I tried other ingredients as well, like broccoli, red pepper, and ham. Of course you can try a vegetarian version, with no meat at all.
You can make pastry yourself, for example from this recipe, or simply use ready made shortcrust pastry.




Ingredients
  • 1 shortcrust pastry
  • 1 leek or 2 smaller ones
  • 250g mushroom
  • 200g smoked beckon or lardons
  • 250g sour cream
  • 2 eggs
  • 120g grated cheese (chedar or gruyere) - not too much, as it becomes too heavy; sometimes I skip the cheese
  • salt, pepper to taste, nutmeg
  • fresh green salad leaves as garnish
Directions
  1. Roll out the pastry untill large enough to line a tart tin with some excess for edges.
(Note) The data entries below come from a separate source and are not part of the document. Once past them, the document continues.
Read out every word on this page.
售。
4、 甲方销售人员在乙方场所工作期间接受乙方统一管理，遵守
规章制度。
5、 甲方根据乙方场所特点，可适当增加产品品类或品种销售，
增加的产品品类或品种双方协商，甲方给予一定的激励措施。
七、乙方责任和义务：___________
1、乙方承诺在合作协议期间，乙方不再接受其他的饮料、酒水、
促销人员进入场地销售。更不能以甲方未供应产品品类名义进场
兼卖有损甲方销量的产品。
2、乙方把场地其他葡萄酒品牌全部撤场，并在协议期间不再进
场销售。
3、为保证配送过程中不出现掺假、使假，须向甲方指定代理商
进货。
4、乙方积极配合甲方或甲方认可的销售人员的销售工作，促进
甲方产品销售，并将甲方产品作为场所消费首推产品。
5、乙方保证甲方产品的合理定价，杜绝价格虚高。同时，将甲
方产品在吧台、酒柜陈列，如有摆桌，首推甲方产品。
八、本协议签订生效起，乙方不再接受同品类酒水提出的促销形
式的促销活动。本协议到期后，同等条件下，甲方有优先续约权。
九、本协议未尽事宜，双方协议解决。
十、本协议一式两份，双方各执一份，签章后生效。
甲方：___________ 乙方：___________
Lin the tin and gently press the pastry into the sides. Prick the base with fork.
    Fill the pastry with a leyer of baking beans.
    Bake in the heated oven for 15 mins at 180C, remove beans and bake for another 10 mins untill looks cooked, but is not too brown.
  2. In the meantime prepare the filling: cut backon into lardons and sweat on warm pan.
    Slice leaks and mashrooms.


  3. Add leeks to the pan. and fry for a while with backon untill it softens. If the pan is too dry, you may add some butter.
    Next add mushrooms to the pan and cook untill done and there is no fluids on the pan. Add salt and pepper to taste.


  4. Spoon the filling evenly over the baked base of the pastry case.
  5. Beat the eggs with cream, add grated cheese if using. Season with salt and pepper (be careful with salt if using cheese). Grate some nutmeg. Poor the eggy cream on top of veges and bake for 25-30 mins untill the filling is just set.
  6. Serve hot with green salad leaves.